Les anciens de Safed racontent qu’en Nissan 1914, après avoir terminé la birkat halevanah et les yeux encore levés au ciel, le ‘hakham Alfandri frappa ses mains l’une contre l’autre et poussa un profond soupir. Des larmes coulaient de ses yeux. On lui demanda ce qui s’était passé, et il répondit : « Je vois que bientôt éclatera dans le monde une guerre terrible ». A la fin de cet été-là commença la Première guerre mondiale.
Il passa ses dernières années à Jérusalem, entouré d’une foule d’admirateurs et de disciples. Il avait déjà plus de cent dix ans, mais son esprit était clair et sa vue saine, il n’avait même pas besoin de lunettes.
En 5690 (1930) vint le trouver Rabbi ‘Haïm Elazar Schapira, le Admor de Muncatz, pour faire sa connaissance face à face.
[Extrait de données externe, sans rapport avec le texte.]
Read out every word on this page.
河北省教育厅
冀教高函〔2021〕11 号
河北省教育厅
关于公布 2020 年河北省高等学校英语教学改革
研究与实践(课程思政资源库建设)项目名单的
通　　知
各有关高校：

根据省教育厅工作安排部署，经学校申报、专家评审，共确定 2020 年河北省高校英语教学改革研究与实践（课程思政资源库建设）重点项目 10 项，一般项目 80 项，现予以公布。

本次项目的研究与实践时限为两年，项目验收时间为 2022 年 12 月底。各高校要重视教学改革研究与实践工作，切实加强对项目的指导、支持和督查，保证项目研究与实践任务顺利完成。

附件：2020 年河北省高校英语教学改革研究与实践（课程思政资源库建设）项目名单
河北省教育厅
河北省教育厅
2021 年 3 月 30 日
Il prit même l’habitude de parler avec lui en hébreu avec l’accent séfarade, pour pouvoir communiquer. Le Admor lui raconta qu’il avait appris de grands tsaddikim que la proximité de la rédemption dépendait essentiellement du juste de la génération – s’il décrétait par la force de sa Torah que le Machia’h devait venir. C’est pourquoi il le supplia de décréter, car il en était digne. Mais Rabbi Chelomo Eliezer, dans son humilité, lui répondit immédiatement : Je ne suis pas un juste. Le Admor de Muncatz éclata en pleurs.
Cette conversation a eu lieu environ huit jours avant sa mort. Un mardi matin, le 22 Iyar 5690 (1930), il demanda à ses élèves de l’envelopper de son talith et de lui mettre ses deux paires de tefilin, au bras et sur la tête (selon l’usage des ’hakhamim séfaradim). Il lut immédiatement le Chema, et en arrivant au mot Emet, il fit signe qu’on lui enlève les tefilin et dit : « Assez, assez, l’essentiel est le émet (la vérité). Je ne peux plus... » Et son âme sortit en sainteté et en pureté. Il avait alors cent quinze ans.
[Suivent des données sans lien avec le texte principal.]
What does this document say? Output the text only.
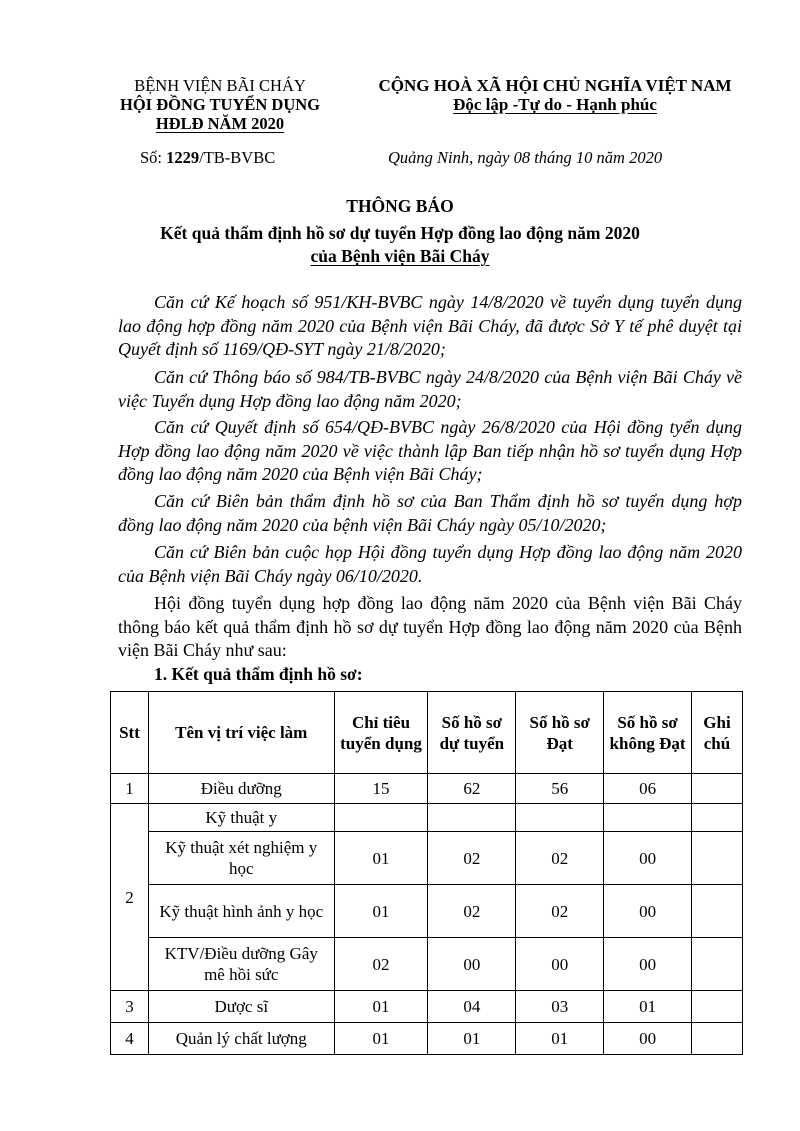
BỆNH VIỆN BÃI CHÁY
HỘI ĐỒNG TUYỂN DỤNG
HĐLĐ NĂM 2020
CỘNG HOÀ XÃ HỘI CHỦ NGHĨA VIỆT NAM
Độc lập -Tự do - Hạnh phúc
Số: 1229/TB-BVBC	Quảng Ninh, ngày 08 tháng 10 năm 2020
THÔNG BÁO
Kết quả thẩm định hồ sơ dự tuyển Hợp đồng lao động năm 2020
của Bệnh viện Bãi Cháy
Căn cứ Kế hoạch số 951/KH-BVBC ngày 14/8/2020 về tuyển dụng tuyển dụng lao động hợp đồng năm 2020 của Bệnh viện Bãi Cháy, đã được Sở Y tế phê duyệt tại Quyết định số 1169/QĐ-SYT ngày 21/8/2020;
Căn cứ Thông báo số 984/TB-BVBC ngày 24/8/2020 của Bệnh viện Bãi Cháy về việc Tuyển dụng Hợp đồng lao động năm 2020;
Căn cứ Quyết định số 654/QĐ-BVBC ngày 26/8/2020 của Hội đồng tyển dụng Hợp đồng lao động năm 2020 về việc thành lập Ban tiếp nhận hồ sơ tuyển dụng Hợp đồng lao động năm 2020 của Bệnh viện Bãi Cháy;
Căn cứ Biên bản thẩm định hồ sơ của Ban Thẩm định hồ sơ tuyển dụng hợp đồng lao động năm 2020 của bệnh viện Bãi Cháy ngày 05/10/2020;
Căn cứ Biên bản cuộc họp Hội đồng tuyển dụng Hợp đồng lao động năm 2020 của Bệnh viện Bãi Cháy ngày 06/10/2020.
Hội đồng tuyển dụng hợp đồng lao động năm 2020 của Bệnh viện Bãi Cháy thông báo kết quả thẩm định hồ sơ dự tuyển Hợp đồng lao động năm 2020 của Bệnh viện Bãi Cháy như sau:
1. Kết quả thẩm định hồ sơ:
Stt	Tên vị trí việc làm	Chỉ tiêu tuyển dụng	Số hồ sơ dự tuyển	Số hồ sơ Đạt	Số hồ sơ không Đạt	Ghi chú
1	Điều dưỡng	15	62	56	06	
2	Kỹ thuật y					
	Kỹ thuật xét nghiệm y học	01	02	02	00	
	Kỹ thuật hình ảnh y học	01	02	02	00	
	KTV/Điều dưỡng Gây mê hồi sức	02	00	00	00	
3	Dược sĩ	01	04	03	01	
4	Quản lý chất lượng	01	01	01	00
Des myriades participèrent à son enterrement. Dans les tribunaux rabbiniques de Jérusalem, on proclama un jour de chômage et de fermeture des boutiques. Il n’y eut pas d’oraisons funèbres. Des foules de gens des communautés orientales et ashkénazes suivirent son cercueil en pleurant.
Ses élèves le portèrent sur leurs épaules pendant tout le chemin de sa maison dans le quartier Rou’hama jusqu’au sommet du mont des Oliviers (Oroth MiMizra’h)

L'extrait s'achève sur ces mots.